Он взглянул на нее, и в его глазах на мгновение вспыхнул какой-то яркий огонек. Кейт ждала, что он скажет что-то важное, но он, видимо, изменил решение. Оживление исчезло с его лица. Он задумчиво смотрел перед собой, а потом, улыбнувшись, сказал:

— Это лишь один из этапов, который ведет к цели моей жизни, — пояснил он, пытаясь придать своему голосу легкий и свободный тон.

— И что же это за цель? — спросила Кейт.

Взглянув ей прямо в глаза, он серьезно ответил:

— Счастье.

Ей хотелось подойти к нему, положить руки на плечи и уверять, что он заслуживает счастья и обретет его, потому что он, как никто другой, достоин этого. Однако она совладала с собой и произнесла деловым тоном:

— Так вы начнете готовить роман для постановки на сцене?

— Когда-нибудь. Прежде закончу пьесу, над которой работаю сейчас.

— Пьесу? — удивилась она. — Значит, вы пишете для театра?

— Да-да, и давно. Идея этой пьесы родилась у меня в тот день, когда вы впервые приехали в Пруды на каникулы. Может, вы помните, что тогда во всей округе говорили про пана Ланевского из Сеньчиц, который пытался убить своего сына?

— Что-то припоминаю.

— Это происшествие послужило мне основой вначале для стихов, а потом и для пьесы. Разумеется, прежде чем осмелюсь предложить ее театру, я попрошу вас и ваших друзей прочитать и сделать замечания. Уже сейчас мне кажется, что она лучше, чем «День седьмой», хотя я могу и ошибаться.
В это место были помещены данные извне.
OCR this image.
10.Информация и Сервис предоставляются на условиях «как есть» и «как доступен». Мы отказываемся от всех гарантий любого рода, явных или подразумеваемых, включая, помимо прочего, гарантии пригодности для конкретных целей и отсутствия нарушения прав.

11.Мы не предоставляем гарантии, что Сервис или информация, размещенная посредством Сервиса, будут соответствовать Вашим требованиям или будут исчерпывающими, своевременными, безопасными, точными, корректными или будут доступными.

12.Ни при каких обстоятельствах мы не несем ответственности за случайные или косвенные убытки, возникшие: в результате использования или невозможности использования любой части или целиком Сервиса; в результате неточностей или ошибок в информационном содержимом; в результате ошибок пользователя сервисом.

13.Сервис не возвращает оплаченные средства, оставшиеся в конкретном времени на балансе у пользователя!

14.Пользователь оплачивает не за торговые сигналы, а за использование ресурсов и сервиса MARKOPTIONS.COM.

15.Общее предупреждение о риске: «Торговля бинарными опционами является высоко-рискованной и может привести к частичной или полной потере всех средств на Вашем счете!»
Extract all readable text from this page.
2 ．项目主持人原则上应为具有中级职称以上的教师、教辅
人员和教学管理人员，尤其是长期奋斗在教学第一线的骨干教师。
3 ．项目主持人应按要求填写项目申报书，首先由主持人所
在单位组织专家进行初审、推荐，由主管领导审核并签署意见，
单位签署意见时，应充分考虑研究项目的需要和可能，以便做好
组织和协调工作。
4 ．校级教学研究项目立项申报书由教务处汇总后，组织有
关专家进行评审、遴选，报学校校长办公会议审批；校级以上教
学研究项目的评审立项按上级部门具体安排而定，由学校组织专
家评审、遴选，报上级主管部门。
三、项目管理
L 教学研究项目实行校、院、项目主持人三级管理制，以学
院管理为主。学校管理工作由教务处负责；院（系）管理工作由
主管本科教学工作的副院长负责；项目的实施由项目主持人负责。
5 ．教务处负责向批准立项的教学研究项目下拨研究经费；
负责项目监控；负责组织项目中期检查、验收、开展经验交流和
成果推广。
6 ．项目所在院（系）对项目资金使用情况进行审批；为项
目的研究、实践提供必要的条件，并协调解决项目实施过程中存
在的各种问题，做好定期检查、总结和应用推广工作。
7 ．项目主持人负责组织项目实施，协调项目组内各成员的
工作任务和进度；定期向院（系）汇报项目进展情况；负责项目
Но его опасения были напрасны. Спустя несколько дней Кейт прочла пьесу и по желанию Роджера отдала рукопись Полясскому, сказав при этом:

— Я мало знакома с театром, чтобы выносить приговор, но я совершенно убеждена, что и на вас эта пьеса произведет потрясающее впечатление.

Через две недели в прессе появились публикации о том, что в Национальном театре готовится к постановке пьеса под названием «Глоги». Это будет дебют талантливого драматурга высокого уровня. Автор пьесы молодой, ранее неизвестный писатель Роджер Тынецкий.

Все это время, как и позднее, когда проводились пробы, Кейт в основном занималась судьбой пьесы: составом актеров, декорациями, редактированием. Все это поглощало ее так, что она значительно легче и безразличнее переносила обстановку, которую создавал в доме Гого, становясь все более невыдержанным, все чаще позволяющий себе затевать скандалы.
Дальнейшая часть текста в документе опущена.